What is the recommended diagnostic test for a patient with a family history of alpha 1 antitrypsin deficiency, suspected of having lung disease or liver disease?

Blood Test for Alpha-1 Antitrypsin Deficiency

For a patient with a family history of alpha-1 antitrypsin deficiency suspected of having lung or liver disease, measure serum alpha-1 antitrypsin (A1AT) levels immediately, followed by DNA sequencing of the SERPINA1 gene if the A1AT level is <23 mmol/L (<1.2 g/L). 1

Diagnostic Testing Algorithm

High Clinical Suspicion Scenario

If your patient has any of the following high-risk features, proceed directly to both serum A1AT measurement AND genetic testing simultaneously 1:

• Early-onset COPD (age <40 years) 1
• COPD with minimal smoking history (<10 pack-years) 1
• Basal panlobular emphysema on imaging 1
• Family history of COPD or A1AT deficiency 1
• History of perinatal jaundice 1

Moderate Clinical Suspicion Scenario

If your patient has moderate-risk features (COPD, unexplained bronchiectasis, adult-onset asthma with persistent airflow obstruction, or liver cirrhosis), start with serum A1AT level measurement 1:

• If A1AT level is <23 mmol/L (<1.2 g/L), proceed to DNA sequencing of SERPINA1 gene 1
• If A1AT level is borderline normal (12-35 μmol/L or 90-140 mg/dl), still perform genetic testing as these levels may indicate intermediate phenotypes (SZ, SS, MZ) 1

Why DNA Sequencing Over Phenotyping

DNA sequencing of the SERPINA1 gene is now the gold standard, surpassing the older isoelectric focusing (IEF) phenotyping method. 2 This is critical because:

• DNA sequencing detects rare variants that phenotyping misses 2
• Serum levels fail to detect dysfunctional genotypes like Pi*F 1
• Serum levels unreliably detect carriers in family screening 1
• Results are invariant and more definitive 2

Family Screening Recommendations

Testing should be discussed with all first-degree relatives (siblings, offspring, parents) of your patient, acknowledging it can reasonably be accepted or declined. 1 The rationale:

• Siblings of a heterozygous individual have a 25% chance of being heterozygous 1
• Offspring of a heterozygous parent have a 25% chance of being heterozygous 1
• Even heterozygotes may be at risk for adverse health effects, particularly with concurrent liver disease from alcohol or hepatitis C 1

Critical Pitfalls to Avoid

Do not rely solely on serum A1AT levels for diagnosis in patients with active liver disease or vasculitis. 1 In heterozygotes with active liver or vasculitic disease, plasma A1AT levels are frequently normal, requiring genetic testing for accurate diagnosis 1.

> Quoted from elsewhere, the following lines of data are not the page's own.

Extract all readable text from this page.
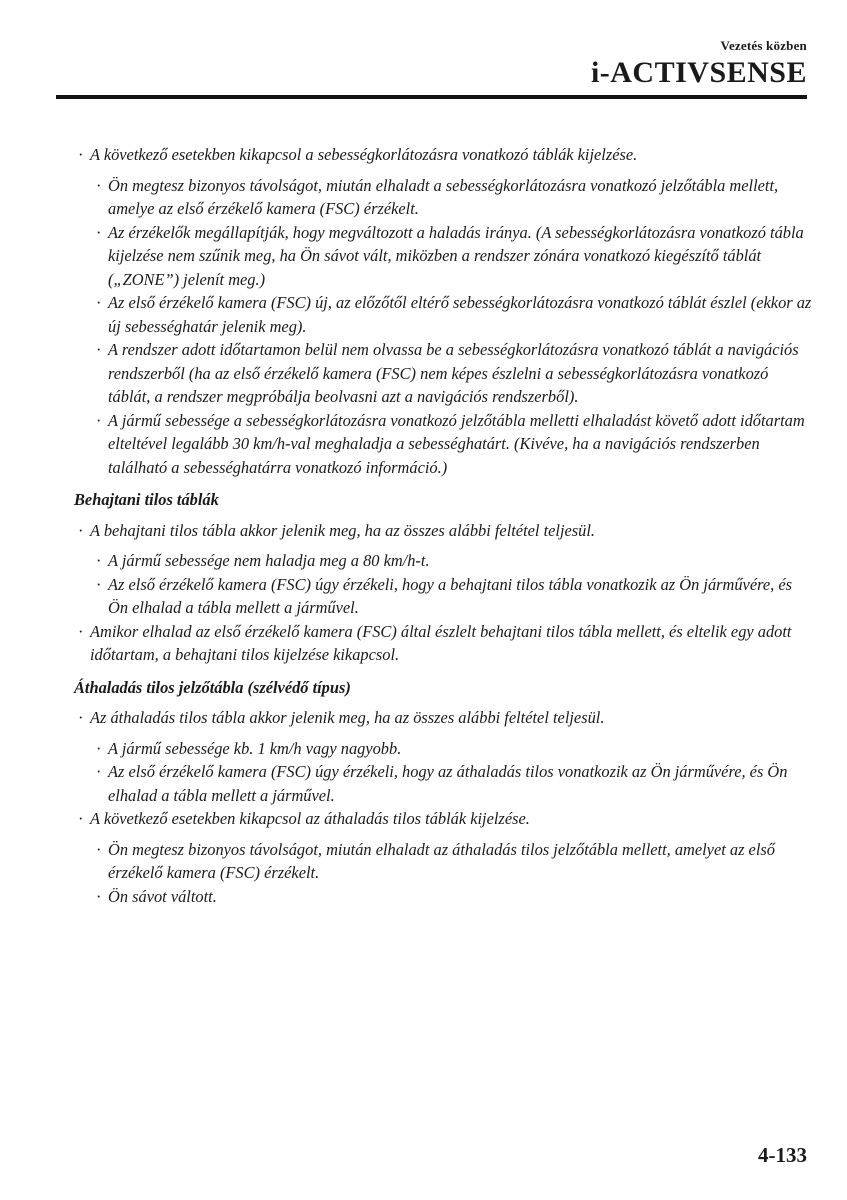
Vezetés közben
i-ACTIVSENSE

· A következő esetekben kikapcsol a sebességkorlátozásra vonatkozó táblák kijelzése.

· Ön megtesz bizonyos távolságot, miután elhaladt a sebességkorlátozásra vonatkozó jelzőtábla mellett, amelye az első érzékelő kamera (FSC) érzékelt.

· Az érzékelők megállapítják, hogy megváltozott a haladás iránya. (A sebességkorlátozásra vonatkozó tábla kijelzése nem szűnik meg, ha Ön sávot vált, miközben a rendszer zónára vonatkozó kiegészítő táblát („ZONE”) jelenít meg.)

· Az első érzékelő kamera (FSC) új, az előzőtől eltérő sebességkorlátozásra vonatkozó táblát észlel (ekkor az új sebességhatár jelenik meg).

· A rendszer adott időtartamon belül nem olvassa be a sebességkorlátozásra vonatkozó táblát a navigációs rendszerből (ha az első érzékelő kamera (FSC) nem képes észlelni a sebességkorlátozásra vonatkozó táblát, a rendszer megpróbálja beolvasni azt a navigációs rendszerből).

· A jármű sebessége a sebességkorlátozásra vonatkozó jelzőtábla melletti elhaladást követő adott időtartam elteltével legalább 30 km/h-val meghaladja a sebességhatárt. (Kivéve, ha a navigációs rendszerben található a sebességhatárra vonatkozó információ.)

Behajtani tilos táblák

· A behajtani tilos tábla akkor jelenik meg, ha az összes alábbi feltétel teljesül.

· A jármű sebessége nem haladja meg a 80 km/h-t.

· Az első érzékelő kamera (FSC) úgy érzékeli, hogy a behajtani tilos tábla vonatkozik az Ön járművére, és Ön elhalad a tábla mellett a járművel.

· Amikor elhalad az első érzékelő kamera (FSC) által észlelt behajtani tilos tábla mellett, és eltelik egy adott időtartam, a behajtani tilos kijelzése kikapcsol.

Áthaladás tilos jelzőtábla (szélvédő típus)

· Az áthaladás tilos tábla akkor jelenik meg, ha az összes alábbi feltétel teljesül.

· A jármű sebessége kb. 1 km/h vagy nagyobb.

· Az első érzékelő kamera (FSC) úgy érzékeli, hogy az áthaladás tilos vonatkozik az Ön járművére, és Ön elhalad a tábla mellett a járművel.

· A következő esetekben kikapcsol az áthaladás tilos táblák kijelzése.

· Ön megtesz bizonyos távolságot, miután elhaladt az áthaladás tilos jelzőtábla mellett, amelyet az első érzékelő kamera (FSC) érzékelt.

· Ön sávot váltott.

4-133
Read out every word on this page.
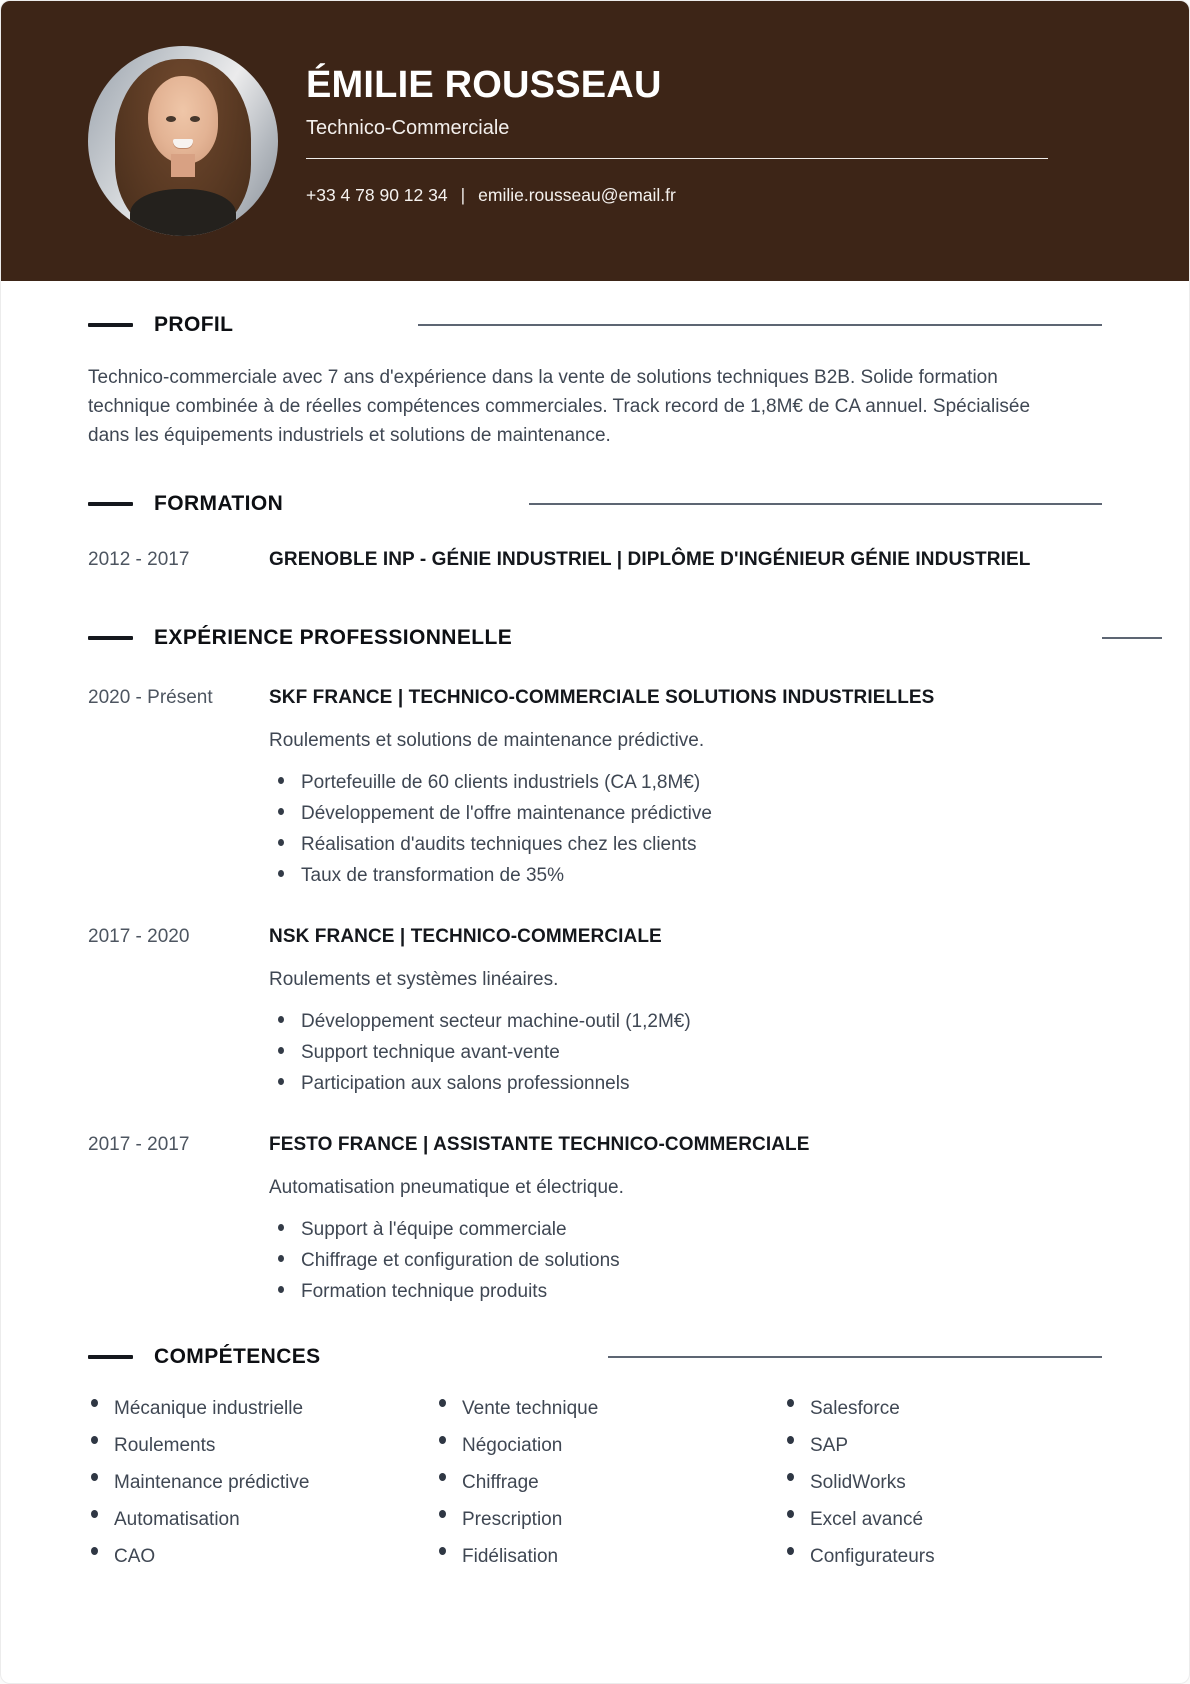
ÉMILIE ROUSSEAU
Technico-Commerciale
+33 4 78 90 12 34 | emilie.rousseau@email.fr
PROFIL

Technico-commerciale avec 7 ans d'expérience dans la vente de solutions techniques B2B. Solide formation technique combinée à de réelles compétences commerciales. Track record de 1,8M€ de CA annuel. Spécialisée dans les équipements industriels et solutions de maintenance.

FORMATION
2012 - 2017	GRENOBLE INP - GÉNIE INDUSTRIEL | DIPLÔME D'INGÉNIEUR GÉNIE INDUSTRIEL
EXPÉRIENCE PROFESSIONNELLE
2020 - Présent	SKF FRANCE | TECHNICO-COMMERCIALE SOLUTIONS INDUSTRIELLES
Roulements et solutions de maintenance prédictive.
Portefeuille de 60 clients industriels (CA 1,8M€)
Développement de l'offre maintenance prédictive
Réalisation d'audits techniques chez les clients
Taux de transformation de 35%
2017 - 2020	NSK FRANCE | TECHNICO-COMMERCIALE
Roulements et systèmes linéaires.
Développement secteur machine-outil (1,2M€)
Support technique avant-vente
Participation aux salons professionnels
2017 - 2017	FESTO FRANCE | ASSISTANTE TECHNICO-COMMERCIALE
Automatisation pneumatique et électrique.
Support à l'équipe commerciale
Chiffrage et configuration de solutions
Formation technique produits
COMPÉTENCES
Mécanique industrielle	Vente technique	Salesforce
Roulements	Négociation	SAP
Maintenance prédictive	Chiffrage	SolidWorks
Automatisation	Prescription	Excel avancé
CAO	Fidélisation	Configurateurs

Do not perform liver biopsy to diagnose A1AT deficiency. 1 Serum phenotyping or genetic testing is the diagnostic standard; liver biopsy is only for staging liver disease severity in those with clinically overt liver disease 1. However, if periodic acid-Schiff-positive globules are incidentally found on liver biopsy, this should prompt immediate A1AT testing 1.

Liver Disease Evaluation

For suspected liver involvement, combine phenotyping/genetic testing with abdominal ultrasound—liver biopsy is unnecessary for diagnosis 2. Simple liver function tests and regular ultrasound are sufficient for follow-up of asymptomatic A1AT-deficient individuals 2.

Testing Timing Considerations

Avoid testing during acute illness, recent surgery, or active thrombosis, as these can artificially lower A1AT levels. While the guidelines focus on lung and liver disease, acquired causes of low A1AT levels must be excluded before diagnosing hereditary deficiency, similar to principles used in other protease inhibitor deficiencies 3.

The 2025 Canadian Thoracic Society guideline represents the most current evidence-based approach, superseding the 2003 ATS/ERS recommendations regarding testing methodology by prioritizing DNA sequencing over traditional phenotyping 1.